$3d$ spin-orbit photoemission spectrum of nonferromagnetic materials: The test cases of CoO and Cu

The x-ray photoemission spectrum of the valence states of $3d$ transition-metal systems is spin polarized when using circularly polarized photons. The integral of the spin-orbit spectrum is proportional to the expectation value of the angular part of the $3d$ spin-orbit operator in the initial state. We show that this quantity can be used to get an estimate of the atomic orbital moment. While the measurement is sensitive to the magnetization axis, it does not require a net macroscopic magnetization nor the presence of a long-range magnetic order, and is therefore suitable for any transition-metal systems being antiferromagnetic or paramagnetic or magnetically disordered.
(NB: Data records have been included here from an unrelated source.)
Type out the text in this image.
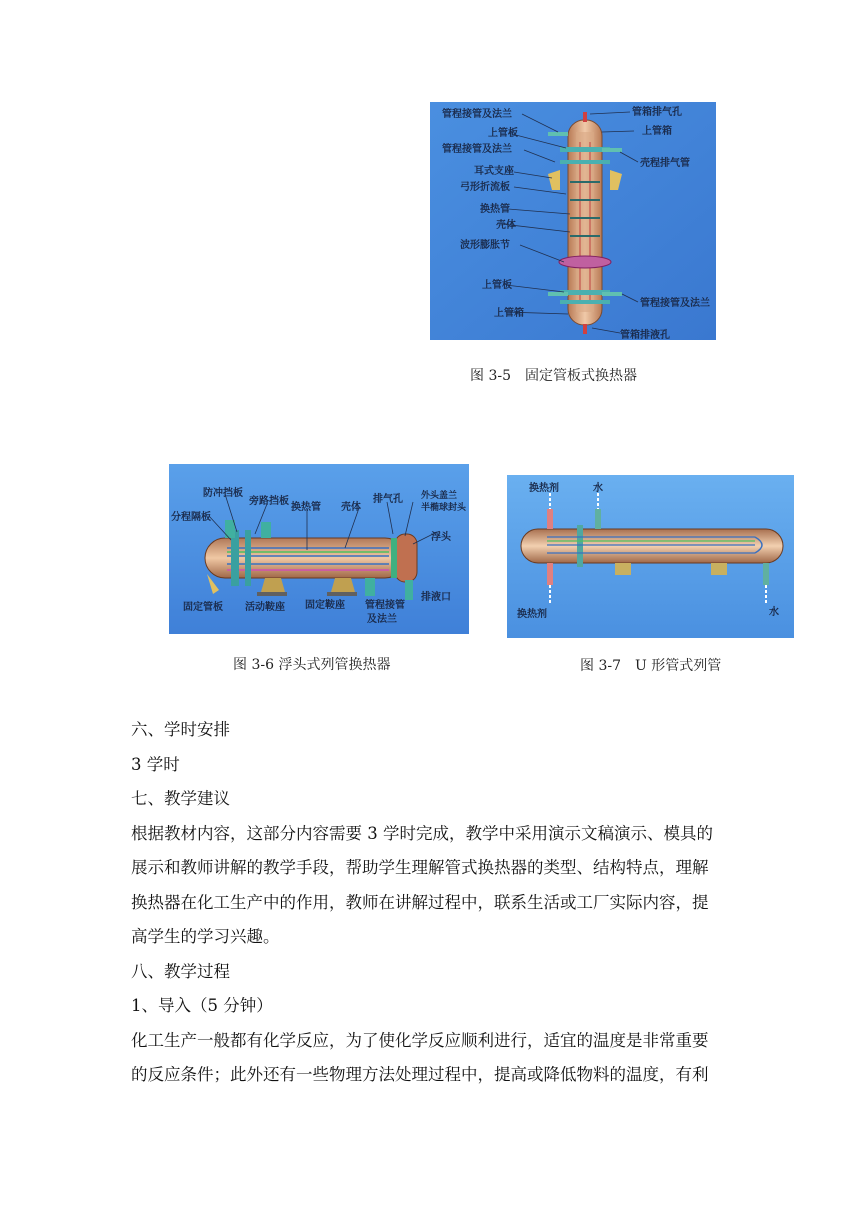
管程接管及法兰
上管板
管程接管及法兰
耳式支座
弓形折流板
换热管
壳体
波形膨胀节
上管板
上管箱
管箱排气孔
上管箱
壳程排气管
管程接管及法兰
管箱排液孔
图 3-5　固定管板式换热器
防冲挡板
旁路挡板
换热管 壳体
排气孔 外头盖兰
半椭球封头
分程隔板
浮头
固定管板 活动鞍座 固定鞍座 管程接管
及法兰
排液口
图 3-6 浮头式列管换热器
换热剂	水
换热剂	水
图 3-7　U 形管式列管
六、学时安排
3 学时
七、教学建议
根据教材内容，这部分内容需要 3 学时完成，教学中采用演示文稿演示、模具的
展示和教师讲解的教学手段，帮助学生理解管式换热器的类型、结构特点，理解
换热器在化工生产中的作用，教师在讲解过程中，联系生活或工厂实际内容，提
高学生的学习兴趣。
八、教学过程
1、导入（5 分钟）
化工生产一般都有化学反应，为了使化学反应顺利进行，适宜的温度是非常重要
的反应条件；此外还有一些物理方法处理过程中，提高或降低物料的温度，有利
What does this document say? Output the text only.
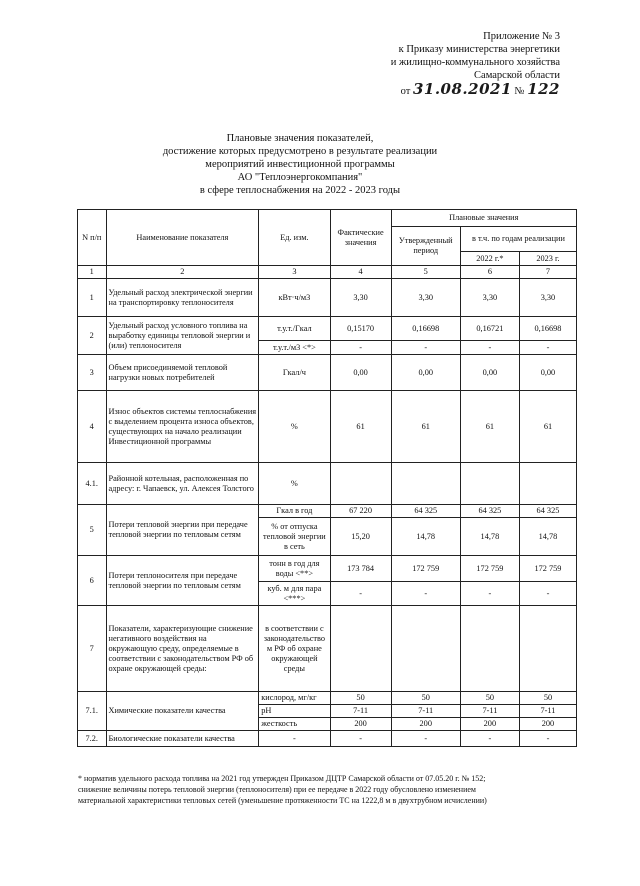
Приложение № 3
к Приказу министерства энергетики
и жилищно-коммунального хозяйства
Самарской области
от 31.08.2021 № 122
Плановые значения показателей,
достижение которых предусмотрено в результате реализации
мероприятий инвестиционной программы
АО "Теплоэнергокомпания"
в сфере теплоснабжения на 2022 - 2023 годы
N п/п	Наименование показателя	Ед. изм.	Фактические значения	Плановые значения		
				Утвержденный период	в т.ч. по годам реализации	
					2022 г.*	2023 г.
1	2	3	4	5	6	7
1	Удельный расход электрической энергии на транспортировку теплоносителя	кВт·ч/м3	3,30	3,30	3,30	3,30
2	Удельный расход условного топлива на выработку единицы тепловой энергии и (или) теплоносителя	т.у.т./Гкал	0,15170	0,16698	0,16721	0,16698
		т.у.т./м3 <*>	-	-	-	-
3	Объем присоединяемой тепловой нагрузки новых потребителей	Гкал/ч	0,00	0,00	0,00	0,00
4	Износ объектов системы теплоснабжения с выделением процента износа объектов, существующих на начало реализации Инвестиционной программы	%	61	61	61	61
4.1.	Районной котельная, расположенная по адресу: г. Чапаевск, ул. Алексея Толстого	%				
5	Потери тепловой энергии при передаче тепловой энергии по тепловым сетям	Гкал в год	67 220	64 325	64 325	64 325
		% от отпуска тепловой энергии в сеть	15,20	14,78	14,78	14,78
6	Потери теплоносителя при передаче тепловой энергии по тепловым сетям	тонн в год для воды <**>	173 784	172 759	172 759	172 759
		куб. м для пара <***>	-	-	-	-
7	Показатели, характеризующие снижение негативного воздействия на окружающую среду, определяемые в соответствии с законодательством РФ об охране окружающей среды:	в соответствии с законодательство м РФ об охране окружающей среды				
7.1.	Химические показатели качества	кислород, мг/кг	50	50	50	50
		pH	7-11	7-11	7-11	7-11
		жесткость	200	200	200	200
7.2.	Биологические показатели качества	-	-	-	-	-
* норматив удельного расхода топлива на 2021 год утвержден Приказом ДЦТР Самарской области от 07.05.20 г. № 152;
снижение величины потерь тепловой энергии (теплоносителя) при ее передаче в 2022 году обусловлено изменением
материальной характеристики тепловых сетей (уменьшение протяженности ТС на 1222,8 м в двухтрубном исчислении)
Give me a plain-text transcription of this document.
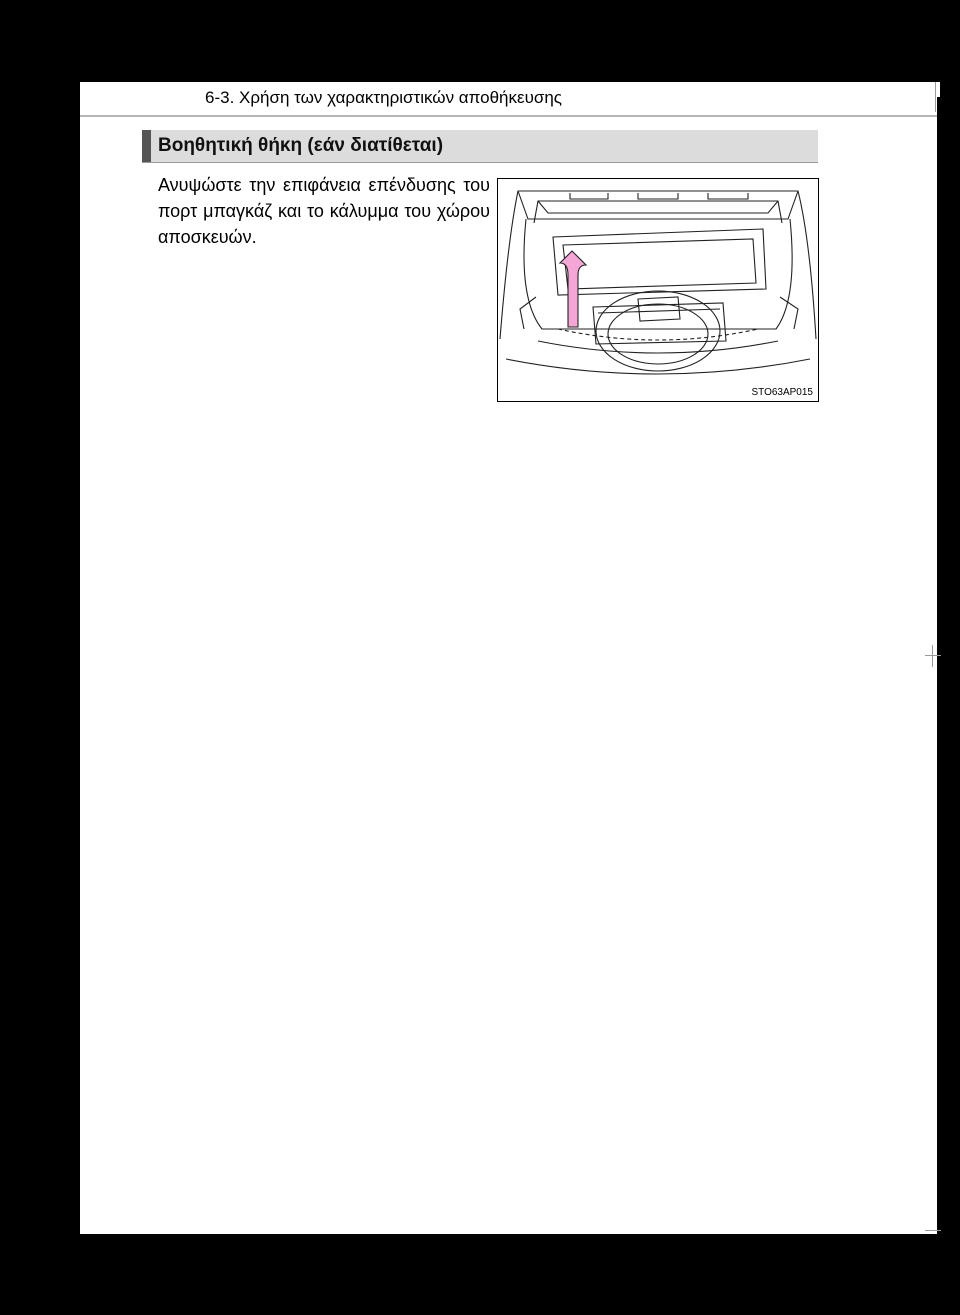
6-3. Χρήση των χαρακτηριστικών αποθήκευσης
Βοηθητική θήκη (εάν διατίθεται)
Ανυψώστε την επιφάνεια επένδυσης του πορτ μπαγκάζ και το κάλυμμα του χώρου αποσκευών.
STO63AP015
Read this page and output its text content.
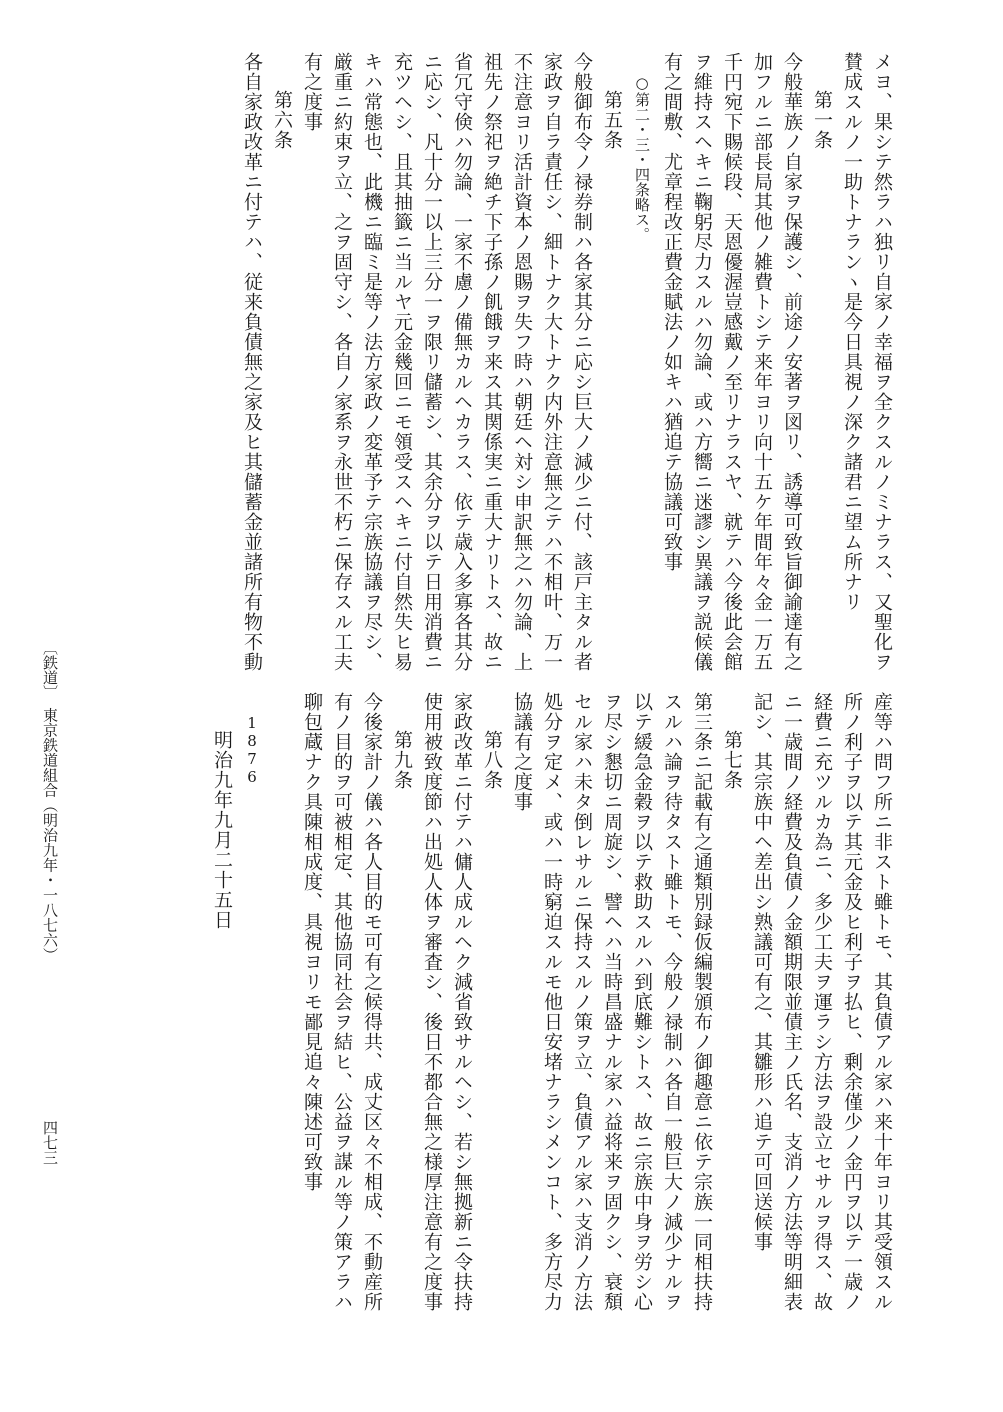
メヨ、果シテ然ラハ独リ自家ノ幸福ヲ全クスルノミナラス、又聖化ヲ
賛成スルノ一助トナランヽ是今日具視ノ深ク諸君ニ望ム所ナリ
第一条
今般華族ノ自家ヲ保護シ、前途ノ安著ヲ図リ、誘導可致旨御諭達有之
加フルニ部長局其他ノ雑費トシテ来年ヨリ向十五ケ年間年々金一万五
千円宛下賜候段、天恩優渥豈感戴ノ至リナラスヤ、就テハ今後此会館
ヲ維持スヘキニ鞠躬尽力スルハ勿論、或ハ方嚮ニ迷謬シ異議ヲ説候儀
有之間敷、尤章程改正費金賦法ノ如キハ猶追テ協議可致事
○第二・三・四条略ス。
第五条
今般御布令ノ禄券制ハ各家其分ニ応シ巨大ノ減少ニ付、該戸主タル者
家政ヲ自ラ責任シ、細トナク大トナク内外注意無之テハ不相叶、万一
不注意ヨリ活計資本ノ恩賜ヲ失フ時ハ朝廷ヘ対シ申訳無之ハ勿論、上
祖先ノ祭祀ヲ絶チ下子孫ノ飢餓ヲ来ス其関係実ニ重大ナリトス、故ニ
省冗守倹ハ勿論、一家不慮ノ備無カルヘカラス、依テ歳入多寡各其分
ニ応シ、凡十分一以上三分一ヲ限リ儲蓄シ、其余分ヲ以テ日用消費ニ
充ツヘシ、且其抽籤ニ当ルヤ元金幾回ニモ領受スヘキニ付自然失ヒ易
キハ常態也、此機ニ臨ミ是等ノ法方家政ノ変革予テ宗族協議ヲ尽シ、
厳重ニ約束ヲ立、之ヲ固守シ、各自ノ家系ヲ永世不朽ニ保存スル工夫
有之度事
第六条
各自家政改革ニ付テハ、従来負債無之家及ヒ其儲蓄金並諸所有物不動
産等ハ問フ所ニ非スト雖トモ、其負債アル家ハ来十年ヨリ其受領スル
所ノ利子ヲ以テ其元金及ヒ利子ヲ払ヒ、剰余僅少ノ金円ヲ以テ一歳ノ
経費ニ充ツルカ為ニ、多少工夫ヲ運ラシ方法ヲ設立セサルヲ得ス、故
ニ一歳間ノ経費及負債ノ金額期限並債主ノ氏名、支消ノ方法等明細表
記シ、其宗族中ヘ差出シ熟議可有之、其雛形ハ追テ可回送候事
第七条
第三条ニ記載有之通類別録仮編製頒布ノ御趣意ニ依テ宗族一同相扶持
スルハ論ヲ待タスト雖トモ、今般ノ禄制ハ各自一般巨大ノ減少ナルヲ
以テ緩急金穀ヲ以テ救助スルハ到底難シトス、故ニ宗族中身ヲ労シ心
ヲ尽シ懇切ニ周旋シ、譬ヘハ当時昌盛ナル家ハ益将来ヲ固クシ、衰頽
セル家ハ未タ倒レサルニ保持スルノ策ヲ立、負債アル家ハ支消ノ方法
処分ヲ定メ、或ハ一時窮迫スルモ他日安堵ナラシメンコト、多方尽力
協議有之度事
第八条
家政改革ニ付テハ傭人成ルヘク減省致サルヘシ、若シ無拠新ニ令扶持
使用被致度節ハ出処人体ヲ審査シ、後日不都合無之様厚注意有之度事
第九条
今後家計ノ儀ハ各人目的モ可有之候得共、成丈区々不相成、不動産所
有ノ目的ヲ可被相定、其他協同社会ヲ結ヒ、公益ヲ謀ル等ノ策アラハ
聊包蔵ナク具陳相成度、具視ヨリモ鄙見追々陳述可致事
1876
明治九年九月二十五日
〔鉄道〕　東京鉄道組合（明治九年・一八七六）
四七三
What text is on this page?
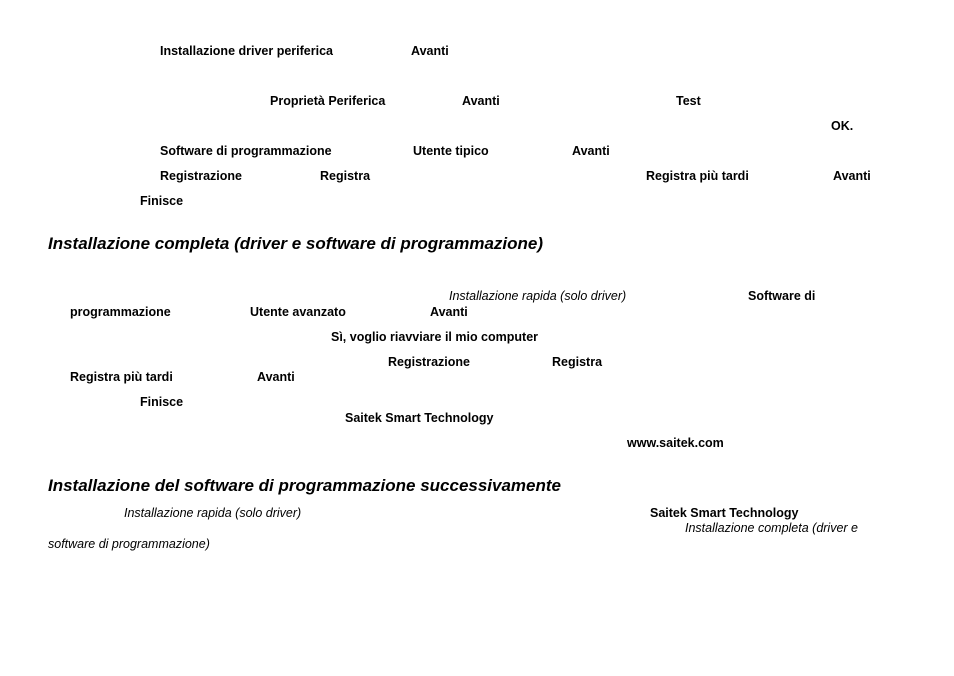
Installazione driver periferica	Avanti
Proprietà Periferica	Avanti	Test
OK.
Software di programmazione	Utente tipico	Avanti
Registrazione	Registra	Registra più tardi	Avanti
Finisce
Installazione completa (driver e software di programmazione)
Installazione rapida (solo driver)	Software di
programmazione	Utente avanzato	Avanti
Sì, voglio riavviare il mio computer
Registrazione	Registra
Registra più tardi	Avanti
Finisce
Saitek Smart Technology
www.saitek.com
Installazione del software di programmazione successivamente
Installazione rapida (solo driver)	Saitek Smart Technology
Installazione completa (driver e
software di programmazione)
In the case of full $3d$ shell the integral of the spin-orbit spectrum is zero, but the spectral shape can give a direct estimate of the $3d$ spin-orbit energy splitting $\Delta E_{\mathrm{SO}}.$ We have used Cu and CoO to experimentally test this technique. As expected Cu provides a vanishing result for $〈L_z〉,$ whereas for ${\mathrm{Co}}^{2+}$ in CoO we find $〈L_z〉=1.36\mathrm{}ħ$ at 0 K. On the other hand we find $\Delta E_{\mathrm{SO}}\simeq 280\hspace{0.5em}\mathrm{meV}$ for Cu.